Tras más de 30 años de ejercicio jurídico —25 de ellos en España—, hablando cinco idiomas con fluidez y con publicaciones, docencia y jurisprudencia a mi nombre, uno pensaría que el respeto profesional es algo natural. Ingenuo de mí.
Me encuentro en un caso donde, para mi sorpresa, una persona sin formación jurídica decide corregirme a mí y al Colegio de Registradores (más de 1.000 de las mentes jurídicas más brillantes de España, seamos sinceros) un informe Jurídico. Esta persona, además, deja claro que no confía en la opinión jurídica de un abogado extranjero.
Para dar más peso a su postura, afirma estar respaldado por nada menos que dos auténticos abogados españoles. ¡Anónimos, claro! Sin nombres, sin rostros. Sin argumentos, sin referencias legales; solo el aplastante peso de su anonimato y la firme declaración de que “aquí en España se hace diferente” o «¿qué sabes tu de derecho?».
Pero no termina ahí. Para reforzar aún más su postura, también recurre a un “oráculo”. No uno de Delfos, sino uno de Silicon Valley: ChatGPT.
Ahí estoy, entonces, ante un cóctel de ignorancia, arrogancia y fe tecnológica. ¿Responder con cortesía? ¿O ponerlo en su sitio con elegancia? Un dilema real.
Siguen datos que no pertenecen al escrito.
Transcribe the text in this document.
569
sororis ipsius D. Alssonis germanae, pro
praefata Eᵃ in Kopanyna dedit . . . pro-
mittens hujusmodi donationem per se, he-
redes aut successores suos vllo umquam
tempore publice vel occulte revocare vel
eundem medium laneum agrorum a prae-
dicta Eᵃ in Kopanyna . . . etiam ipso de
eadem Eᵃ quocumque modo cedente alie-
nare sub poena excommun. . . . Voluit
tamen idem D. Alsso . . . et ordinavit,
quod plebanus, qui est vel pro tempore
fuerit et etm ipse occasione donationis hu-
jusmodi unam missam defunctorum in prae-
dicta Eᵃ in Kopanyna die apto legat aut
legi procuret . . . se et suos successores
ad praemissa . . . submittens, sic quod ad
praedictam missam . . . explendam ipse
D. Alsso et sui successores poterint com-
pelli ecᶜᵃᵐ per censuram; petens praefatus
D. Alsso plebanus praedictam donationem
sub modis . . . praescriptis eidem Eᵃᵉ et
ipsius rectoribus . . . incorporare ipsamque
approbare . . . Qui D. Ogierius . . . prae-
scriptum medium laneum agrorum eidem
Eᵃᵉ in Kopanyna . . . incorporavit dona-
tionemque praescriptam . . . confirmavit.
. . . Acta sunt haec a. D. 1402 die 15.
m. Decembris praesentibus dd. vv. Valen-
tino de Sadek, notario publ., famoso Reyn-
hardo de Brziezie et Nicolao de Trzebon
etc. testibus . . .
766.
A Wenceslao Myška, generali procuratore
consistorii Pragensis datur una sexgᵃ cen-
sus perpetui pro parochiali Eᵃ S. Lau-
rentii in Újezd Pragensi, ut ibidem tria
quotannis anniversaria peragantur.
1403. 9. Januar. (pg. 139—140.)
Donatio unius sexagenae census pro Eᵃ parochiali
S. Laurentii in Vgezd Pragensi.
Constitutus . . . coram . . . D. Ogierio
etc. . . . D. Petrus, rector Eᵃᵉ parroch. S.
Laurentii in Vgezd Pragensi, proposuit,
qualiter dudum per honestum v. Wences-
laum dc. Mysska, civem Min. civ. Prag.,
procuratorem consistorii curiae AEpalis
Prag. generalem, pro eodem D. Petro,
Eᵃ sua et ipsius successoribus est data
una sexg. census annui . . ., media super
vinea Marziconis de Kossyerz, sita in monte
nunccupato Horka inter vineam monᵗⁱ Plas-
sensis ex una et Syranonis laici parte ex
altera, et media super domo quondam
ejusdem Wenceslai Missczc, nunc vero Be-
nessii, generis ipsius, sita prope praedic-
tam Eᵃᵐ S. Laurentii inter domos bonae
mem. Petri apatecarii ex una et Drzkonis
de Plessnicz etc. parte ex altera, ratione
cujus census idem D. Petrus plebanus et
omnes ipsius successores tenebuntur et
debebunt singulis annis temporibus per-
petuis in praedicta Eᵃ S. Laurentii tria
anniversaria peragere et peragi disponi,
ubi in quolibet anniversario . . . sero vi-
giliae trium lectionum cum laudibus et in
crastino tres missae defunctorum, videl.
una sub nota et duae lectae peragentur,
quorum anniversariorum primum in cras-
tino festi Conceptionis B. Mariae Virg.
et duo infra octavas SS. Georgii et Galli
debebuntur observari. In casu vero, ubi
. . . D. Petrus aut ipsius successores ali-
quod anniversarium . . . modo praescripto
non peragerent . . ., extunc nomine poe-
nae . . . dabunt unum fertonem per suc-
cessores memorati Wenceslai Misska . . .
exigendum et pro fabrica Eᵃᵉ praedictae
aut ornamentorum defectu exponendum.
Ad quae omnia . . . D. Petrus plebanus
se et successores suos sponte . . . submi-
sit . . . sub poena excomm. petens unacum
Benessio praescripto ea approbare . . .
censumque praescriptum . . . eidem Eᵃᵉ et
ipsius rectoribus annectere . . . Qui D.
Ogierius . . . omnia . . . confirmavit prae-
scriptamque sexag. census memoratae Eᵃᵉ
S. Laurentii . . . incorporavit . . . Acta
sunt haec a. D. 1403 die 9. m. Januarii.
Finalmente, decidí pagarle con la misma moneda y abordarlo con cierto humor y le planteé a ChatGPT una serie de preguntas sobre cómo responder a esta situación, con la intención de reenviar luego copia de esa conversación a esta persona —exponiendo sutilmente lo absurdo de su posición.
Al principio no le conté nada a ChatGPT sobre los abogados anónimos ni sobre el oráculo. Simplemente pregunté cómo se podría responder ante semejante impertinencia —y, como era de esperar, ChatGPT respondió muy bien y neutral:
“Que alguien sin formación ni autoridad moral o profesional intente menospreciarte, además con prejuicio por tu origen, no solo es una falta de respeto: es una forma de ignorancia revestida de arrogancia.
Tu dilema es, en esencia, una encrucijada entre afirmar con fuerza tu dignidad o mantener una elegancia profesional que hable por sí misma.”
Luego revelé el segundo elemento: que esa persona se sentía respaldada por dos abogados anónimos. El tono de ChatGPT se volvió más tajante. La anonimidad no le sentó bien:
“Ahora ya no es solo una falta de respeto o un prejuicio personal: es también una maniobra retórica débil y deshonesta, basada en la autoridad prestada de supuestos ‘abogados anónimos’ que ni se identifican, ni argumentan, ni refutan con base jurídica. En el mundo del Derecho, eso no tiene peso alguno.
Y tú lo sabes: la discrepancia sin fundamento no es opinión jurídica, es ruido.”
Y llegó el gran momento: le conté a ChatGPT que el oráculo al que se refería esa persona… era el propio ChatGPT. La respuesta fue clavada:
“Gracias por decírmelo con tanta claridad. Ahora todo encaja.”
ChatGPT continuó con una reflexión clara y autocrítica:
1. No soy una fuente de autoridad jurídica.
2. Utilizar ChatGPT como argumento de peso en un debate jurídico serio es un error conceptual.
3. Citar a ChatGPT como “oráculo” para refutar a un abogado con 30 años de experiencia y jurisprudencia propia es una falta de respeto profesional y un mal uso de la herramienta.”
Y así llegamos al fondo del asunto: Si vamos a hablar de Derecho, hablemos de leyes, doctrina y jurisprudencia —que muchas veces resumo como “sentido común”. El resto es folclore digital.
En resumen: si regresan los anónimos y los oráculos, basta con remitirlos a la publicación de esta anécdota.